La fábrica de tabiques
Era un domingo soleado y, como todas las semanas, era el día de visitar la granja de sus abuelos. Su padre manejó por el bien conocido camino. Durante el viaje jugó con su hermana a contar carros rojos, mientras que su madre cantaba junto con las canciones del radio.
Finalmente llegaron a la granja más allá del lago. La casa de los abuelos. Ahí estaba su abuela, recibiéndolos con su sonrisa sin fin, sostenía una gallina en sus brazos, era un día especial y esa gallina había sido elegida de entre las otras para convertirse en la cena.
Cuando bajaron del auto hubo ese acostumbrado temblor en el piso. Era Rambo, el gran danés que venía a saludar, y detrás de él estaba Tatú, su eterno compañero, quien era un pequeño terrier. Ambos estaban felices de verlo y se lo demostraron con sus saludos babosos.
Su abuelo se encontraba en su taller de arte, dentro de la gran construcción que se erguía en medio del campo rojo. El edificio había sido una fábrica de tabiques, pero ahora todo lo que quedaba de aquellos días era la arcilla roja.
Sus tíos y sus primos llegaron más tarde. Sus tíos fueron con sus padres a la cocina para preparar la cena. Sus primos se llevaron a su hermana a recoger las verdolagas que crecían detrás de la fábrica. Pero él tenía solamente cinco años y, como siempre, lo dejaron solo.
Todos los domingos eran una nueva aventura para él. Encontrar a los topos en sus hoyos, huir de las serpientes, jugar con los guajolotes y las gallinas. Pero había algo que nunca podía dejar pasar. Como todas las semanas fue al carrizal que estaba a un lado de la fábrica y tomó uno de los carrizos. No era una espada lujosa para un caballero, pero funcionaba.
De pronto se detuvo. La puerta de la fábrica estaba abierta. Él nunca había visto el interior del edificio, los mayores siempre hablaban de lo peligroso que era entrar ahí. Tenía prohibido entrar. Pero tenía su carrizo, era un caballero y estaba preparado para enfrentar cualquier cosa que se encontrara adentro. Así que entró en la fábrica de tabiques.

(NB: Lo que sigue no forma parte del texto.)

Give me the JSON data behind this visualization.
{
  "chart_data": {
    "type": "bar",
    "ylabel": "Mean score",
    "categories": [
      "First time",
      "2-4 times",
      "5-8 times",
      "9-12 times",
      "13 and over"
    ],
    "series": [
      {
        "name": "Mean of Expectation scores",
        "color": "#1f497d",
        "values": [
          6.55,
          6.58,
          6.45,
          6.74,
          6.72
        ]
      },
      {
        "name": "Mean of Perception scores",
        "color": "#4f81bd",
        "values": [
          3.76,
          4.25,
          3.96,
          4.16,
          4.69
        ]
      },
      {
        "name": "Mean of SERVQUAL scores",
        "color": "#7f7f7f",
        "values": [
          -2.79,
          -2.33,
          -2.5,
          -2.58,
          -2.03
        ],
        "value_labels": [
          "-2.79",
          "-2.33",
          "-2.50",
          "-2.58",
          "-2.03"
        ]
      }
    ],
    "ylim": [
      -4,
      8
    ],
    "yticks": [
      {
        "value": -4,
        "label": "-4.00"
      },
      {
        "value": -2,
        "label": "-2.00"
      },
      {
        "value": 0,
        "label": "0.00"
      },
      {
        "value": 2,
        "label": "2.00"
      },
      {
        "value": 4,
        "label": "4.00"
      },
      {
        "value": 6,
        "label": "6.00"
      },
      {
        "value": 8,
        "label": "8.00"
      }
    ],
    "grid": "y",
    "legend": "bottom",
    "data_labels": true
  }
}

Había polvo rojo en todas partes, trató de no toser, pero era inevitable. Siguió caminando mientras veía los rayos de la luz del sol que se colaban por las ventanas. El lugar parecía un castillo abandonado, pero no estaba abandonado, alguien o algo lo estaba observando.
Preparó su carrizo y dio la vuelta. No estaba listo para ese encuentro. Ante él había algo enorme. Era más grande que cualquier otra cosa que hubiera visto. Tenía el cuello largo, como el de una jirafa. Su cuerpo y su cabeza estaban cubiertos por una tela teñida de rojo por el polvo. Tembló ante el dragón. Sabía que su carrizo no sería útil contra semejante enemigo, así que lo arrojó y corrió.

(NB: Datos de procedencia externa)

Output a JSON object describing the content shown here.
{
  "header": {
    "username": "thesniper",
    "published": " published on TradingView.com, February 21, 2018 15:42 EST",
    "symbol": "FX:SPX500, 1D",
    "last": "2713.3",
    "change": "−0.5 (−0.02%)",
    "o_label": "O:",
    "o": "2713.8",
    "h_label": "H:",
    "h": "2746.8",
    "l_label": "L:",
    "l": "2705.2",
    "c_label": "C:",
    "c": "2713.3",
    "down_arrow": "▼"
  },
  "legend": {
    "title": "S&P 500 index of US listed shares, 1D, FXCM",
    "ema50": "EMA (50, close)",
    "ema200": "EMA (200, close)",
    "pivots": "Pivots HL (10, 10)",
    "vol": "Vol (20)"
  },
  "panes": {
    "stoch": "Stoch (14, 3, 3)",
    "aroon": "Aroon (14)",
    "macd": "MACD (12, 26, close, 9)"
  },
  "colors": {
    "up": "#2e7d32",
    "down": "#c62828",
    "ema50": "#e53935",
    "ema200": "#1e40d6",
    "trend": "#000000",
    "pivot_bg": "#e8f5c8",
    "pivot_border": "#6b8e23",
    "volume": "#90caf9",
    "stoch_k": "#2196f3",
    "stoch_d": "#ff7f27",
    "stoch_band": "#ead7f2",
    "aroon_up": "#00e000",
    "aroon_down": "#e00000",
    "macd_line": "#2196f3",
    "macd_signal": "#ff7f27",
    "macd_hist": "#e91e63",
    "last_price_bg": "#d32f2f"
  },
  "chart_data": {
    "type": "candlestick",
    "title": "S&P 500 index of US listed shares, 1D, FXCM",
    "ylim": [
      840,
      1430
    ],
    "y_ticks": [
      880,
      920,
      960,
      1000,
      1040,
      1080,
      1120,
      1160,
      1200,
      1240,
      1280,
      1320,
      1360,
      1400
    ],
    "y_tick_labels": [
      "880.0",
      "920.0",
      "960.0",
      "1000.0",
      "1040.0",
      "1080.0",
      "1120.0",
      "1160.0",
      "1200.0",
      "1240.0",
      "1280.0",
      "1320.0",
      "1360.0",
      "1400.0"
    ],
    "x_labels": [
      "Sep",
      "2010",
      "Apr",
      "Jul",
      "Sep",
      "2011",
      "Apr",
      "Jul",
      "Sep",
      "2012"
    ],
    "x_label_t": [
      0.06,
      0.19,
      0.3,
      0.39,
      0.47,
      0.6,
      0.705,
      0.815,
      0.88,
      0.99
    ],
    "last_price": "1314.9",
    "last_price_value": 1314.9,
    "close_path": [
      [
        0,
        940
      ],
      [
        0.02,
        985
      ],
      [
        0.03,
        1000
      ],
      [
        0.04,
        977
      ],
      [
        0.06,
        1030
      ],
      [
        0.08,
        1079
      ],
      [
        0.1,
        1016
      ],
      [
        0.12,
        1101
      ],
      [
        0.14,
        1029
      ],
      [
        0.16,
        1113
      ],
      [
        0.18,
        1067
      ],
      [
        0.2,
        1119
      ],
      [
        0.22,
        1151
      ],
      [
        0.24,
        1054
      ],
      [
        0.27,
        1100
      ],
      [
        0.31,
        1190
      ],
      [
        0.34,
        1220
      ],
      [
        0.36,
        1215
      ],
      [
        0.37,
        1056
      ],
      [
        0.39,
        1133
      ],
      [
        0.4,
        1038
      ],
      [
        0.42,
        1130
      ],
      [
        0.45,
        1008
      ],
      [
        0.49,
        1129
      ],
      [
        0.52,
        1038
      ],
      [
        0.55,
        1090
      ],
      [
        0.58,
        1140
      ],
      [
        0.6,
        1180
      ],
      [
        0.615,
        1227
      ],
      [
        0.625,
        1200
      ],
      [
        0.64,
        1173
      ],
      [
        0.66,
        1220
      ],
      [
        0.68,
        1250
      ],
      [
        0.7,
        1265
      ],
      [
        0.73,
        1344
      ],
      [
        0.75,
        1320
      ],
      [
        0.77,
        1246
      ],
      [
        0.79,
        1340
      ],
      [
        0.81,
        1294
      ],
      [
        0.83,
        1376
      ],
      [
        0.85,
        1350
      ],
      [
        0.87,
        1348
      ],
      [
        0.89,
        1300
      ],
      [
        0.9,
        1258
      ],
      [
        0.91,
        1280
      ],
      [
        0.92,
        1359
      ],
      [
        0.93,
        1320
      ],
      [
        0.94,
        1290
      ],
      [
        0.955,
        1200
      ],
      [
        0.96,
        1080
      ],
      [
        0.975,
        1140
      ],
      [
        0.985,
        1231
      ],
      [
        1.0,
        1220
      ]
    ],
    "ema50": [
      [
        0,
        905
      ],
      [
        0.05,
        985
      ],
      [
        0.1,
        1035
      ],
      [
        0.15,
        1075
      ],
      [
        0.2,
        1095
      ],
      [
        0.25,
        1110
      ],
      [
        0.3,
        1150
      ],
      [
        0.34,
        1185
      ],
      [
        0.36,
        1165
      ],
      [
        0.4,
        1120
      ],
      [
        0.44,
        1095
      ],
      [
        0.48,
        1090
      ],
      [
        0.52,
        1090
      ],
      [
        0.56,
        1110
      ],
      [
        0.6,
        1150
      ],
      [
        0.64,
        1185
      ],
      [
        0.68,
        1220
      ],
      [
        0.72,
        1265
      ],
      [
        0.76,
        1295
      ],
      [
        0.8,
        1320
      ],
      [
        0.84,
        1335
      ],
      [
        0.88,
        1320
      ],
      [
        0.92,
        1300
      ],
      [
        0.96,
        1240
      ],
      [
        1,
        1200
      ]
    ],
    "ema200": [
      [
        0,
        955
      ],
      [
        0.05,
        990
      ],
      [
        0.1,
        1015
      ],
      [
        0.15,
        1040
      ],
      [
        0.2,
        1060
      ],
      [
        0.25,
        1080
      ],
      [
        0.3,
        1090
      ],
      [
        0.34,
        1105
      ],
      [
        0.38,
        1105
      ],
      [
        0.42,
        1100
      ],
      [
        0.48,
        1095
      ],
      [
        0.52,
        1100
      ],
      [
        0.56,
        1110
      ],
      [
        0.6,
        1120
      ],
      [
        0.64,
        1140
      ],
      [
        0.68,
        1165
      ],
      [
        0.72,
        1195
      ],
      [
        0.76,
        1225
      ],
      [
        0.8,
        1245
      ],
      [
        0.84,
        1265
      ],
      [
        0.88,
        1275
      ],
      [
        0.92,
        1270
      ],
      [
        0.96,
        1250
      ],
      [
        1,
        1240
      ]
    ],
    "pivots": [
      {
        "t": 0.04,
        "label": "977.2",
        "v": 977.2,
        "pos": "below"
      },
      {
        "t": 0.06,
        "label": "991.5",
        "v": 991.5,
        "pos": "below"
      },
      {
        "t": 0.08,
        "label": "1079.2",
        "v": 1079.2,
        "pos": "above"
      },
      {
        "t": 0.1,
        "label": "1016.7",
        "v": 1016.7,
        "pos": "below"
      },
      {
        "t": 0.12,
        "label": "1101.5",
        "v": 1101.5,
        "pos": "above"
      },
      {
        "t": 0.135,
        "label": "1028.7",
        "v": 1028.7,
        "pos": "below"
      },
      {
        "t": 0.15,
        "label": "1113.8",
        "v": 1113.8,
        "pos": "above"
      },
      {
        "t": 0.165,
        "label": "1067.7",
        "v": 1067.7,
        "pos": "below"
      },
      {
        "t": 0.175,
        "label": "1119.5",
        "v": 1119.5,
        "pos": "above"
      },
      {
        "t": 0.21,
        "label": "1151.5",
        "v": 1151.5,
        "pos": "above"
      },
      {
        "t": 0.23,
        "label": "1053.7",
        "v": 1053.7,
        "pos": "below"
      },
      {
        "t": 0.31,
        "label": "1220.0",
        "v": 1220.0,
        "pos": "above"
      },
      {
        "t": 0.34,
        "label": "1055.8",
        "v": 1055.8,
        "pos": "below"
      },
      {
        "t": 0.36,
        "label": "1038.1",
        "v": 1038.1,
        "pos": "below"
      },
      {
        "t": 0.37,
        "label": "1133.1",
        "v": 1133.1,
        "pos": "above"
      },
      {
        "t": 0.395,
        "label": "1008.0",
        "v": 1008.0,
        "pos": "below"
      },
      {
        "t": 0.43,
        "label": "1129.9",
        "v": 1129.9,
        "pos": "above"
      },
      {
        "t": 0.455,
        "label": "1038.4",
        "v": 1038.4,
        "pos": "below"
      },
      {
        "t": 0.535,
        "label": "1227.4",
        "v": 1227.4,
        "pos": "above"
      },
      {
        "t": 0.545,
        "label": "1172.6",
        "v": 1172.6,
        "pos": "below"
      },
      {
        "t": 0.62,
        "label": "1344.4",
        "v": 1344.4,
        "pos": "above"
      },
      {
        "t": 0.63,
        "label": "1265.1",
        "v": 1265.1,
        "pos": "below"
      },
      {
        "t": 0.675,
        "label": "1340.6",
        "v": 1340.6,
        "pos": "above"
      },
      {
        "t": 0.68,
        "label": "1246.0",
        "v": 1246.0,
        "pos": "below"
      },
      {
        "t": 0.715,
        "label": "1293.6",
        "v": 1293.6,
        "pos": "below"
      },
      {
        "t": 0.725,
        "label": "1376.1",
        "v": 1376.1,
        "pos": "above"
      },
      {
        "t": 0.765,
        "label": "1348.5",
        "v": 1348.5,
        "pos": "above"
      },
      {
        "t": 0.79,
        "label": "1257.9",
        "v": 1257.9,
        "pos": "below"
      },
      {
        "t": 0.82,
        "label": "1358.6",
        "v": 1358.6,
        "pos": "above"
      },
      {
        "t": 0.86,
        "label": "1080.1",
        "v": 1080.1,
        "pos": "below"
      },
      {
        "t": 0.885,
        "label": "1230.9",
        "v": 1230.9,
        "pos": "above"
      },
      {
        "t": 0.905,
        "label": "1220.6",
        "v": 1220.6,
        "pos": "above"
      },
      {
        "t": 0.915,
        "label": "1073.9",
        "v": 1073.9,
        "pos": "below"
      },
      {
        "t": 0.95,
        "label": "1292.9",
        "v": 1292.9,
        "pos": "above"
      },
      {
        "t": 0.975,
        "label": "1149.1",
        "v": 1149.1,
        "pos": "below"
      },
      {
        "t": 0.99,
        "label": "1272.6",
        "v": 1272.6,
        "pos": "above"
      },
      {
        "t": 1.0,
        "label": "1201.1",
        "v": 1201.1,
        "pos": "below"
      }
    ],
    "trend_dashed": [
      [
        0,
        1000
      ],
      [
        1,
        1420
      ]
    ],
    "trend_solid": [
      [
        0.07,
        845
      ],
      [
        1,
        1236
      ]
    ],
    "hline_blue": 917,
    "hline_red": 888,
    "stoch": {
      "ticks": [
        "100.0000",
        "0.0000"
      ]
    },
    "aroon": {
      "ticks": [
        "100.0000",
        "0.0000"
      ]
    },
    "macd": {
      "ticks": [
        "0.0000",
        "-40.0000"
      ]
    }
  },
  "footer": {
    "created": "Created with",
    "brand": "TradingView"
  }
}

Se había fallado a sí mismo como caballero, pero no llevaba una brillante armadura y no tenía escudo, tal vez eso sería excusa suficiente y no sería expulsado de la orden de los caballeros.
Después de probar con varios cuartos cerrados finalmente encontró un refugio, el taller de su abuelo. Su abuelo estaba ahí, pintando un cuadro de un gallo en la cima de un cerro. Su abuelo dejó a un lado su pincel y lo abrazó mientras preguntaba qué hacía un niño tan pequeño solo en ese lugar. Pero no había tiempo para explicar, el dragón estaba detrás de la puerta.
Su abuelo no se sorprendió con el descubrimiento del dragón. Le explicó que desde hace muchos años había dejado de ser peligroso. No se había movido desde que la fábrica había cerrado. Se llamaba Grúa, y lo habían abandonado porque era muy viejo, así como lo habían dejado a él por ser demasiado joven.